Implicit in their findings was a disconnect between local police and local communities. This, the group said, has implications not only for countering domestic extremism but also for the issues of racial injustice currently being amplified in nationwide protests sparked by the killing of George Floyd by police in Minneapolis.

“The team's study indicates that first of all, white nationalism is a problem that has been recognized by major metropolitan areas of the U.S.,” said Rollie Lal, the professor leading the capstone course. “It isn't chance that Minneapolis has created a program to combat the problem. They know that white nationalists are a destabilizing force in their municipality.”

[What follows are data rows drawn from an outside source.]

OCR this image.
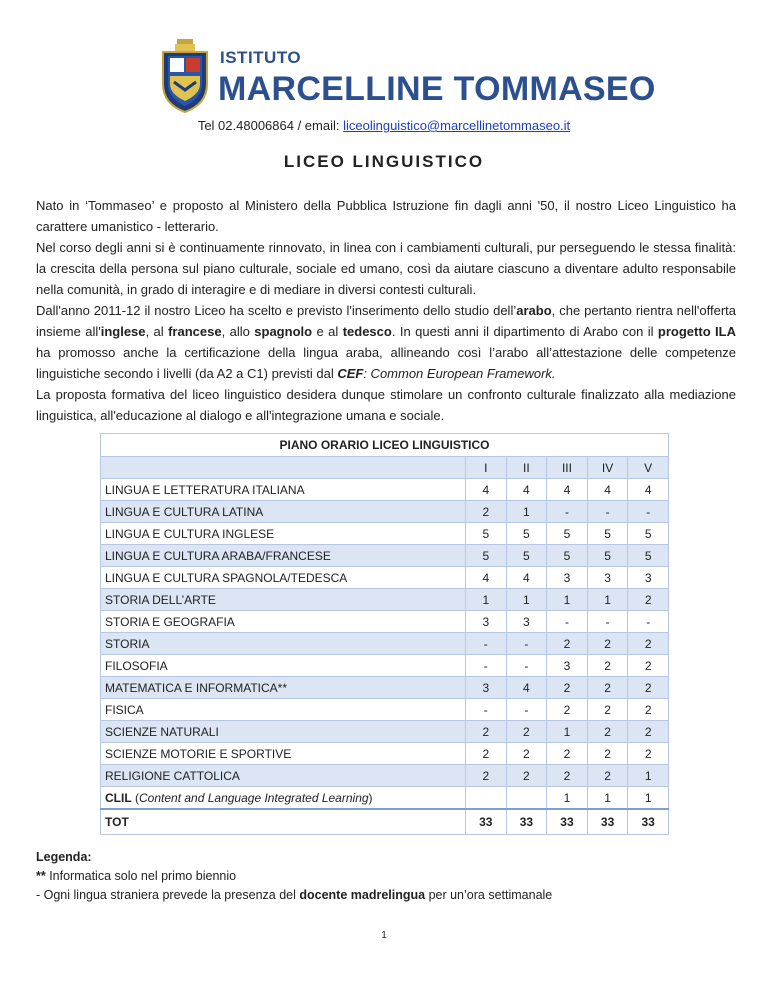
ISTITUTO
MARCELLINE TOMMASEO
Tel 02.48006864 / email: liceolinguistico@marcellinetommaseo.it
LICEO LINGUISTICO

Nato in ‘Tommaseo’ e proposto al Ministero della Pubblica Istruzione fin dagli anni '50, il nostro Liceo Linguistico ha carattere umanistico - letterario.

Nel corso degli anni si è continuamente rinnovato, in linea con i cambiamenti culturali, pur perseguendo le stessa finalità: la crescita della persona sul piano culturale, sociale ed umano, così da aiutare ciascuno a diventare adulto responsabile nella comunità, in grado di interagire e di mediare in diversi contesti culturali.

Dall'anno 2011-12 il nostro Liceo ha scelto e previsto l'inserimento dello studio dell’arabo, che pertanto rientra nell'offerta insieme all'inglese, al francese, allo spagnolo e al tedesco. In questi anni il dipartimento di Arabo con il progetto ILA ha promosso anche la certificazione della lingua araba, allineando così l’arabo all’attestazione delle competenze linguistiche secondo i livelli (da A2 a C1) previsti dal CEF: Common European Framework.

La proposta formativa del liceo linguistico desidera dunque stimolare un confronto culturale finalizzato alla mediazione linguistica, all'educazione al dialogo e all'integrazione umana e sociale.

PIANO ORARIO LICEO LINGUISTICO					
	I	II	III	IV	V
LINGUA E LETTERATURA ITALIANA	4	4	4	4	4
LINGUA E CULTURA LATINA	2	1	-	-	-
LINGUA E CULTURA INGLESE	5	5	5	5	5
LINGUA E CULTURA ARABA/FRANCESE	5	5	5	5	5
LINGUA E CULTURA SPAGNOLA/TEDESCA	4	4	3	3	3
STORIA DELL’ARTE	1	1	1	1	2
STORIA E GEOGRAFIA	3	3	-	-	-
STORIA	-	-	2	2	2
FILOSOFIA	-	-	3	2	2
MATEMATICA E INFORMATICA**	3	4	2	2	2
FISICA	-	-	2	2	2
SCIENZE NATURALI	2	2	1	2	2
SCIENZE MOTORIE E SPORTIVE	2	2	2	2	2
RELIGIONE CATTOLICA	2	2	2	2	1
CLIL (Content and Language Integrated Learning)			1	1	1
TOT	33	33	33	33	33
Legenda:
** Informatica solo nel primo biennio
- Ogni lingua straniera prevede la presenza del docente madrelingua per un’ora settimanale
1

Mr. Ramsdell said last year, the program in Minneapolis, which is touted as one of the most successful in terms of lowering the rate of recidivism, worked with about 12 white

supremacist and 13 Islamic extremists.

Dr. Lal said issues with white nationalism and other extremist ideologies directly relate to police brutality.

“Cities in the study have clearly identified that white nationalism is a problem and have funded programs to combat it,” she said. “That means it is a factor in the police forces as well, as police forces are drawn from society.”

In addition to developing programs based on providing social services, with sustainable funding, the group recommends providing similar resources to police.

“The issues that we studied, and that are currently being discussed at the national level, do not have easy solutions,” Ms. Lawless said. “But our research underscores the importance of efforts by police departments to engage with their local communities, especially when it comes to countering violent extremism and domestic terrorism.”